Anne Beffort – Votre époque et votre culture sont certainement très différentes des miennes. Vous vivez aujourd’hui dans un monde de media et de réseaux sociaux qui font circuler la moindre information, mettant l’accent sur le sensationnel et le vedettariat. Vous appelez cela, je crois, le « star-system », un anglicisme qui montre bien que cette culture vous vient d’outre-Atlantique. Ici, au Luxembourg – mais aussi dans certains départements français de l’Est et du Nord – la discrétion, la modestie et une certaine obligation de réserve ont toujours été de rigueur. A mon époque sans doute davantage encore qu’à la vôtre…
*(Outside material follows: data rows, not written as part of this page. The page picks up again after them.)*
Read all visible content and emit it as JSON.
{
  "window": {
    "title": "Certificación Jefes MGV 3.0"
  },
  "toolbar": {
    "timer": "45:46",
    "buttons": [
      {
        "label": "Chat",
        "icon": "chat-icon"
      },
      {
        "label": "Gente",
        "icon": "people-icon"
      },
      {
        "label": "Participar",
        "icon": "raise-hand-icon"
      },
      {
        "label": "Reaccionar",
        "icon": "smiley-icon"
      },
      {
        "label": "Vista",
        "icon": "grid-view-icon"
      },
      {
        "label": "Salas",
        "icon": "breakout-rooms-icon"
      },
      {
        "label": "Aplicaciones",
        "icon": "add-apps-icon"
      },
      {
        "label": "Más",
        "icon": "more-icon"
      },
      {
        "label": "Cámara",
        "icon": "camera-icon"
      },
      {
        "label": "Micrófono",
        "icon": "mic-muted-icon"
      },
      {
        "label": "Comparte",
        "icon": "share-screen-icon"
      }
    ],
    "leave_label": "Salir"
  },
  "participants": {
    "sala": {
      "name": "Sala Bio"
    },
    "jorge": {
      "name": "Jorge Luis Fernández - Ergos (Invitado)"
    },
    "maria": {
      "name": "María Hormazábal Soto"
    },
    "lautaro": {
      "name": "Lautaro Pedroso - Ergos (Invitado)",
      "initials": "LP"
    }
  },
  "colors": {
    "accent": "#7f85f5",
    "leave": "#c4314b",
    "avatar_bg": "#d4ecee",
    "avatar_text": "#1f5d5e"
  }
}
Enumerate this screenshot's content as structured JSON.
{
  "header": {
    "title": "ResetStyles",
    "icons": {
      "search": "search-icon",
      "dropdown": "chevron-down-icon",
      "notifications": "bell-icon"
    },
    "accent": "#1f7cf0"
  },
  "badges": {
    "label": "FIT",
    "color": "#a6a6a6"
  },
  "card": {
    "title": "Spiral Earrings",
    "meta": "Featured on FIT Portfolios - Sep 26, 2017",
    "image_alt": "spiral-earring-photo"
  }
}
Je n’oublierai jamais une lettre de mon professeur à la Sorbonne, Gustave Lanson, qui répondait ainsi à mes éloges tout-à-fait mérités : « Vous êtes bien bonne de me faire figurer parmi des Célébrités : je n’y tiens pas du tout ; je me moque de la réclame et je crois que la publicité ne sert qu’à rendre l’action plus difficile » (3).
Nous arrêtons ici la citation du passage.